While reading your post it also made me think about the sacrifices you made to contribute to this community. There are precious few people in the Asia-Pacific region who regularly contribute to AP development, and a large part of that is the language barrier.

If LLM-translation makes the AP development community less euro-america-centric, then I am all for it. Cultural differences we can work through, but language barriers are harder to bypass!

Aside, congratulations for making it onto Hacker News front page :slightly_smiling_face:

洪 民憙 (Hong Minhee) :nonbinary:'s avatar
洪 民憙 (Hong Minhee) :nonbinary:

@hongminhee@hollo.social · Reply to Damien de Lemeny's post

@ddelemeny @silverpill The confidence comes from an asymmetry I suspect many non-native speakers will recognize: I can read English much better than I can write it.

When I write in English on my own, I often know, as I'm writing, that something is off—that the sentence doesn't carry the weight I intended, or that the nuance I wanted is somewhere between the words I've chosen.
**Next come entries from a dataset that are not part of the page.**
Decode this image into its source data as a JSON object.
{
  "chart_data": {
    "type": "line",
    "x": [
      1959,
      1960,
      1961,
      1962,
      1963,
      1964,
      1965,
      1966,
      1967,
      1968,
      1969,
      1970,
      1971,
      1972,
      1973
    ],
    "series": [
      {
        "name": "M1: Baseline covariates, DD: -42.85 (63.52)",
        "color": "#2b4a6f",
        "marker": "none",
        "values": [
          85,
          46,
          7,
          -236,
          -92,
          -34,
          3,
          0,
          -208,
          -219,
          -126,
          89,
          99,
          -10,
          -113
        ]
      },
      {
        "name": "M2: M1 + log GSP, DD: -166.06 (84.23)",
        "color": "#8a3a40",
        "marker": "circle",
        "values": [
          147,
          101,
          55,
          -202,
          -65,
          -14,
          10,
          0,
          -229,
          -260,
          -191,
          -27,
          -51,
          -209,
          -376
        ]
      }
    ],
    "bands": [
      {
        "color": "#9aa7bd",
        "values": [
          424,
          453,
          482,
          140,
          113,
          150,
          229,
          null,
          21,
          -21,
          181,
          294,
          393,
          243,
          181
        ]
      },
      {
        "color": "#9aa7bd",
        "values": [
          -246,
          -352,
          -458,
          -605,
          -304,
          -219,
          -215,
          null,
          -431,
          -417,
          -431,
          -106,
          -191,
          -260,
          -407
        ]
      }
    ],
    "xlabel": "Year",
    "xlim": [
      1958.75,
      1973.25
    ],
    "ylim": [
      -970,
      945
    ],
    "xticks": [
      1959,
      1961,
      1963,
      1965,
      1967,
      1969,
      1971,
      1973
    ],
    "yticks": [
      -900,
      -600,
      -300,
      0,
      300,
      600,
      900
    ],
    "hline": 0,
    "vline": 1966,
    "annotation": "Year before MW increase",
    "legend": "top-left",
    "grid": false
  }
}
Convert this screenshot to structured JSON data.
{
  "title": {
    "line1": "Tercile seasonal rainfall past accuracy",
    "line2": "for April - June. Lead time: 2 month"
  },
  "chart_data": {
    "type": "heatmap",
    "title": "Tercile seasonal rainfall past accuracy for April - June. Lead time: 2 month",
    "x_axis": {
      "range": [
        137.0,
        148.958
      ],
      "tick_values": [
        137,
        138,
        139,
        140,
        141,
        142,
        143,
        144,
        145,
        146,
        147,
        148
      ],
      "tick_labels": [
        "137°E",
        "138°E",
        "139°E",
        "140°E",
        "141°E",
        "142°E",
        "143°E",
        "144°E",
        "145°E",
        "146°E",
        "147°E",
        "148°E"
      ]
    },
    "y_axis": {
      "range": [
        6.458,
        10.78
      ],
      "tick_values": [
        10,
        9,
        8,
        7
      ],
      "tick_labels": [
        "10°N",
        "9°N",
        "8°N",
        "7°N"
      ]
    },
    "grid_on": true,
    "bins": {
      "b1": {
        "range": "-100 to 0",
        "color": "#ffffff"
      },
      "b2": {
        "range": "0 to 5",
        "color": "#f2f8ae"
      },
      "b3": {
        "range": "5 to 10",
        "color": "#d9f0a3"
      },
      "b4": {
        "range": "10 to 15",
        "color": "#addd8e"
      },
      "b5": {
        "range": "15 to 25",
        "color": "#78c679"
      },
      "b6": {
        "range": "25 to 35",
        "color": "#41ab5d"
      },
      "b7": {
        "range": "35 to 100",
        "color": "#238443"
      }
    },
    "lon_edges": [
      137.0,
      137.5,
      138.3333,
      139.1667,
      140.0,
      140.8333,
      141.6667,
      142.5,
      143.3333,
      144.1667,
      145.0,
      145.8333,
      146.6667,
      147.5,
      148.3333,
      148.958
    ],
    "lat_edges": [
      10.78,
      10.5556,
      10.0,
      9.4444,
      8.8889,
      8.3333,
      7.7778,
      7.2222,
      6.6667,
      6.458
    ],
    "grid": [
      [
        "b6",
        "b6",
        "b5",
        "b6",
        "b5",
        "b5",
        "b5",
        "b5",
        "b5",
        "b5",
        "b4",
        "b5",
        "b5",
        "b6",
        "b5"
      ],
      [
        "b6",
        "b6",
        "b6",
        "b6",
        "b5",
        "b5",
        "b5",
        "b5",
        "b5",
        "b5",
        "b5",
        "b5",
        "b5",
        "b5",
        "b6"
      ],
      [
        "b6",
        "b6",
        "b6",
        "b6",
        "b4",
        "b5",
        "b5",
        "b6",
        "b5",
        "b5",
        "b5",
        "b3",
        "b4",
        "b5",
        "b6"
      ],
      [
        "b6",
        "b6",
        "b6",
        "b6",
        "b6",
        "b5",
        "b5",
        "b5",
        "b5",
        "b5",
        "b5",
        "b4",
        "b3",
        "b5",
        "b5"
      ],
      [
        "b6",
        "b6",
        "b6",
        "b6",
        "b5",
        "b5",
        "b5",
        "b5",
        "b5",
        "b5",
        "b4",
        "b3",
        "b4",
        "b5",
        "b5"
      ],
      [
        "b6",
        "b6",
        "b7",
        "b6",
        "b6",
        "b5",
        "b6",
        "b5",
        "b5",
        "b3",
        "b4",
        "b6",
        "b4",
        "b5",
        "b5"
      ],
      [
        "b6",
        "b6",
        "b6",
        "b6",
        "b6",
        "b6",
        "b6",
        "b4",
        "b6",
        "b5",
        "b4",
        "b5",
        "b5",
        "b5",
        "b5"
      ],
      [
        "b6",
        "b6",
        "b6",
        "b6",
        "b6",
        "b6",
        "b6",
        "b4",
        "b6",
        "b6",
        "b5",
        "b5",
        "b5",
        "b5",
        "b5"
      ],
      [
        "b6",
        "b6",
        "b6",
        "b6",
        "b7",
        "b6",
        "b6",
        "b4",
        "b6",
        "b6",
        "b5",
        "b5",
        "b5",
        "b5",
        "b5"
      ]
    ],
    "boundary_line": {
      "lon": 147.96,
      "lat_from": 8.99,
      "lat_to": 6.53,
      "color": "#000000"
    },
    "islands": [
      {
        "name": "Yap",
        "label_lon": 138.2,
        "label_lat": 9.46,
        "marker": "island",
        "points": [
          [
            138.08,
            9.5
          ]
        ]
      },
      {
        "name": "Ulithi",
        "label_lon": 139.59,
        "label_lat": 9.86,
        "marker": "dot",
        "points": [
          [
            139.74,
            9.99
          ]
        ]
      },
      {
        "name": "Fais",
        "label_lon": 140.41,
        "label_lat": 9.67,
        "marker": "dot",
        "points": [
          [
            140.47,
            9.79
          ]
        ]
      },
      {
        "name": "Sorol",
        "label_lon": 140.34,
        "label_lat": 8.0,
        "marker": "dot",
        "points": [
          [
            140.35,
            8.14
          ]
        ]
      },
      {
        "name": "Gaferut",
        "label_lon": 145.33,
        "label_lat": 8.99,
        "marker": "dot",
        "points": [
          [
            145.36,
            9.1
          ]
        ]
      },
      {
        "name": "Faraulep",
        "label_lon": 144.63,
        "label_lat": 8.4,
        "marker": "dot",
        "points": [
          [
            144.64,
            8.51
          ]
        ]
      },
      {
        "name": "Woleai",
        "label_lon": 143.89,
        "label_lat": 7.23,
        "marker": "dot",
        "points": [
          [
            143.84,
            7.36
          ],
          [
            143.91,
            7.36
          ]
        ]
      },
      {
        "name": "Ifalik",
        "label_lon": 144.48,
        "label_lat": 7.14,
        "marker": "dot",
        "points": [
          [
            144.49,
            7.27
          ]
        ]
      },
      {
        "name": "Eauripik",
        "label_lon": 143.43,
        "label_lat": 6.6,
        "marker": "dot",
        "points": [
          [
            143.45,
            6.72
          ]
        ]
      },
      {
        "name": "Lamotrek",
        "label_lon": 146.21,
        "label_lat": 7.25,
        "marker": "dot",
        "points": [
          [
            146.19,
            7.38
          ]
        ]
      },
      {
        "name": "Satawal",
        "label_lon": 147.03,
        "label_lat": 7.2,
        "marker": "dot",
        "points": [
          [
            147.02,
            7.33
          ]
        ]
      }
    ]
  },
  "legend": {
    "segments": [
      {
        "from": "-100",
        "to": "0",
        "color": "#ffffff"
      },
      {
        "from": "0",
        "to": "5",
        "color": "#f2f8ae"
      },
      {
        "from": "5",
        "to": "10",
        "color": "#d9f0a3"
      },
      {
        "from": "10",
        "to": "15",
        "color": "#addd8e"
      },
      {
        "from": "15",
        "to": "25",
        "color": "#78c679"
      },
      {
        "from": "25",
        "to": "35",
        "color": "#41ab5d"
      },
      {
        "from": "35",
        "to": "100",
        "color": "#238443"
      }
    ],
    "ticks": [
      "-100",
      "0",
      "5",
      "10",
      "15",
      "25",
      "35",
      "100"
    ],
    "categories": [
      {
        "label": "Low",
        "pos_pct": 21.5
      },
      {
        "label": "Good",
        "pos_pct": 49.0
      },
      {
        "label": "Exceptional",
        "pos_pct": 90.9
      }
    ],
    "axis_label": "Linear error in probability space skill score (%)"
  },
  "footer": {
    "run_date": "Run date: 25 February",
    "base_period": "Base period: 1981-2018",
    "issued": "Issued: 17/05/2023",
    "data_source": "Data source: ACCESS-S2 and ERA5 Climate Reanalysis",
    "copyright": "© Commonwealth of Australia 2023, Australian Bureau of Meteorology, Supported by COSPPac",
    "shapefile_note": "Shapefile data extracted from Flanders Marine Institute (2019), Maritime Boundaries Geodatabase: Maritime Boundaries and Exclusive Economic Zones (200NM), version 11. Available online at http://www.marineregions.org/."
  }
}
I just don't always know how to fix it. When I write in Korean first and then work with an LLM, I can read the result and check it against what I meant. Sometimes I'll see a phrase and think: yes, exactly that, I didn't know how to get there myself. That moment of recognition is the verification step.

So I'm not trusting the machine blindly. I'm using my reading ability—which is reasonably good—to audit an output that my writing ability couldn't have produced alone. It's an imperfect process, but it's not as unmoored as handing a text to a system and walking away.

Your point about polyglot authors is well taken. The tool works better when the person using it can actually evaluate what it produces. I'd agree that's a meaningful distinction.